おわら風の盆
〜越中八尾町に伝わる風祭より〜
唄われよワシャ囃す
八尾坂道わかれて来れば
霧が時雨かオワラはらはらと
もしや来るかと窓押しあけて
見れば立山オワラ雪ばかり
富山あたりかあのともし火は
飛んで行きたやオワラ灯とり(独り)虫
手打ちにされても八尾のそばだよ
ちっとやそっとでなかなか切れない
浮いたか瓢箪かるそに流るる
行く先ァ知らねどあの身になりたや
この曲は越中八尾町に伝わる「おわら風の盆」を自分なりに作ったものです。

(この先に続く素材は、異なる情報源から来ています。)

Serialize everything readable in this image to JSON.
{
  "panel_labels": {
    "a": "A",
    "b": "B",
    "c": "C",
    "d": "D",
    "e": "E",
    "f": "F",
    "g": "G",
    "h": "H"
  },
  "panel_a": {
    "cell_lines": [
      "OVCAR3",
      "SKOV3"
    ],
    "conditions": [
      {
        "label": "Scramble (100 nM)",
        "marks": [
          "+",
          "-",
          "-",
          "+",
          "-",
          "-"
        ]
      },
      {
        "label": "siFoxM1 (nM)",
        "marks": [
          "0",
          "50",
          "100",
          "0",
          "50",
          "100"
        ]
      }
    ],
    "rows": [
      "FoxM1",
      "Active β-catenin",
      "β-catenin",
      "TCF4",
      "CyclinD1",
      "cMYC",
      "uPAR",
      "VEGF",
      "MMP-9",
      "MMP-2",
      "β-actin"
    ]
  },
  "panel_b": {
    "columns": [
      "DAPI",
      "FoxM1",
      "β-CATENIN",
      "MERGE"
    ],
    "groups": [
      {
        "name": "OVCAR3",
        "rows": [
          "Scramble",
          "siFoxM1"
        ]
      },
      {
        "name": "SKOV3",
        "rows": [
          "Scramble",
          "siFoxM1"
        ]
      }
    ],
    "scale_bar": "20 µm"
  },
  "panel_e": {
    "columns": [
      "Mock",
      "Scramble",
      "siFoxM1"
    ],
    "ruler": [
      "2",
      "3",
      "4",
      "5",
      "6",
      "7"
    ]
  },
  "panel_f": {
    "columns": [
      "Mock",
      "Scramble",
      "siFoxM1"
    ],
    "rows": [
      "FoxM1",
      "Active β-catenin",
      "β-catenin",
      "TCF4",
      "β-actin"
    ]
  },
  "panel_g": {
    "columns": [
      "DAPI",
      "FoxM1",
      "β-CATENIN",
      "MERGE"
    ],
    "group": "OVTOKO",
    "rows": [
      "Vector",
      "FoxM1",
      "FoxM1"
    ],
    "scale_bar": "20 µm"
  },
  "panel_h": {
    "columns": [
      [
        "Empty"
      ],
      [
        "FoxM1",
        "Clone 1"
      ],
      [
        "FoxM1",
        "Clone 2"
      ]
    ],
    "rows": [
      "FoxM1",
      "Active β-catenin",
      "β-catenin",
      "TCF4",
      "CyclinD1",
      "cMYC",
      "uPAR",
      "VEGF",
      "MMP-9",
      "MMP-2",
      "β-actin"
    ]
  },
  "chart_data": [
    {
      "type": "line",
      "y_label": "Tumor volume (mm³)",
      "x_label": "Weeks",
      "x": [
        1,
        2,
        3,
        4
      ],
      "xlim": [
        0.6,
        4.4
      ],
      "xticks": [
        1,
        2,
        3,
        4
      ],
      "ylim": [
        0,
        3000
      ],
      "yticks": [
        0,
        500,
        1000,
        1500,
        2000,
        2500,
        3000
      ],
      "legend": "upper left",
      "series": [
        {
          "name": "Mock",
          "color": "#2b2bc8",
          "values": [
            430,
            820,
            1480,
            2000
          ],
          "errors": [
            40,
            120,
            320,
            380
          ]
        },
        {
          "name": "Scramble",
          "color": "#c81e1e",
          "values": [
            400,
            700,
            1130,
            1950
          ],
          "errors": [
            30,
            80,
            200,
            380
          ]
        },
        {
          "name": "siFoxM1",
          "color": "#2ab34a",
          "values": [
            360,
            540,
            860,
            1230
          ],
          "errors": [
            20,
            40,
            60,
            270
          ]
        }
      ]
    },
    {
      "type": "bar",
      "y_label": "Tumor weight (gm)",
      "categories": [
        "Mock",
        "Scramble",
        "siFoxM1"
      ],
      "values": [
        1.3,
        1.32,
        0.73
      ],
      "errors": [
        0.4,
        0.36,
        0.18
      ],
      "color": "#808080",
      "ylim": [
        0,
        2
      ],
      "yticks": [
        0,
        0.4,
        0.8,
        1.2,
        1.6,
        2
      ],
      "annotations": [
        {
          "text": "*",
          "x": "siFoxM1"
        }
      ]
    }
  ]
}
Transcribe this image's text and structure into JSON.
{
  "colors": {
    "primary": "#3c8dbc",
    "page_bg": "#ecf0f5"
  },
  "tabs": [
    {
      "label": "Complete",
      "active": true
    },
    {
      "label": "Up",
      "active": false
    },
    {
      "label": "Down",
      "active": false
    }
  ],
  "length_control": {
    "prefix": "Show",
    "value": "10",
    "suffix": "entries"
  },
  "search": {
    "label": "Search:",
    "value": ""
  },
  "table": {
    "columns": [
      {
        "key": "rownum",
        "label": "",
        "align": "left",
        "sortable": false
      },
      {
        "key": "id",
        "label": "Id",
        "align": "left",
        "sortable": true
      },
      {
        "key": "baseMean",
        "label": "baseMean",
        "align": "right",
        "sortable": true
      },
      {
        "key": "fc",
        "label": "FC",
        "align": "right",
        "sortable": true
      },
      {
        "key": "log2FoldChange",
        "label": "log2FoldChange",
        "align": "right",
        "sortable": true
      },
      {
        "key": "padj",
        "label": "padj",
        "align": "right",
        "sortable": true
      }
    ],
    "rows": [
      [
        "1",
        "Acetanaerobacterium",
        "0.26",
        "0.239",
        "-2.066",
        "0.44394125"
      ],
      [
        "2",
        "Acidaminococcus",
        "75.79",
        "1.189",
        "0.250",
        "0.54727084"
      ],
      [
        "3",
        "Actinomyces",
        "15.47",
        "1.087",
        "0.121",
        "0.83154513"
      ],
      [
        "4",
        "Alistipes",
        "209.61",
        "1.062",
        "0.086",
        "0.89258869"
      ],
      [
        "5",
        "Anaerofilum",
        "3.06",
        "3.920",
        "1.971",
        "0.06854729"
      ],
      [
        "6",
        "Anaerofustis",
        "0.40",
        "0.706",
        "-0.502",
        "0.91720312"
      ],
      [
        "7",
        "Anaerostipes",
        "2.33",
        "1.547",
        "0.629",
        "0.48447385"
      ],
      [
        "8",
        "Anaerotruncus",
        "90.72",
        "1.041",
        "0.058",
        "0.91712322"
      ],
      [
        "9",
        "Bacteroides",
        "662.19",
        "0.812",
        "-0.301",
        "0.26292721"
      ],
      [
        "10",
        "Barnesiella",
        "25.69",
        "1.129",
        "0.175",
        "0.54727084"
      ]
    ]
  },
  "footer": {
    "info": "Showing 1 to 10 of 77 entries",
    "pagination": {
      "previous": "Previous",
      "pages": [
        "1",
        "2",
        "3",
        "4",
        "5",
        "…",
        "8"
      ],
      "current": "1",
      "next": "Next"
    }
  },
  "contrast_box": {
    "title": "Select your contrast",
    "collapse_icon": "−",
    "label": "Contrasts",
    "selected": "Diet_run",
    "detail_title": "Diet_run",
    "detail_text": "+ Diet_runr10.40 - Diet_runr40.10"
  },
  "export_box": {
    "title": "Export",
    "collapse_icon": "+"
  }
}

「おわら風の盆」は毎年9月1〜3日に二百十日(立春から数えて二百十日目、台風の多い時期)の大風を鎮めるために行われます。若い男女がそろいの浴衣に深く編み笠をかぶり、胡弓と三味線に合わせて夜通しで踊り続けます。胡弓の哀調を帯びた音色と、静かに踊る踊り手の姿はとても幻想的で、見るものの心を惹きつけます。そして、その伴奏に乗って唄われる歌詞もとても味わい深く、人間について、また、生きるということそのものについて深く考えさせられます。
歌詞はいくら想っても届かない人への悲しみの気持ちを唄ったものが多く、胡弓の哀調を帯びた音色とともに聴くと、とても「祭」という雰囲気とは思えない気持ちになります。(胡弓は昔はいたるところで祭のお囃子として用いられていたが、あまりに音色が寂しいということで、おわら以外では使われなくなったそうです。)しかし、その悲しみや寂しさといったマイナスの感情を精一杯表現することによって、逆にプラスのエネルギーを与えられるような、変な言い方ではありますが、おわらにはそんな魅力があります。
この曲は、そんなおわらの魅力をなんとか表現したいと思って作りました。パソコンの音楽でどこまで本物のおわらに近づけるかやってみたかったのです。特に三味線と胡弓の音色にはだいぶこだわりました。しかし、(始めから分かっていましたが)どうしてもパソコンの音楽では限界がありました。やはり本物のおわらは最高ですね。
それでも2ヶ月を費やして作った大作です。ごゆっくりとご堪能ください。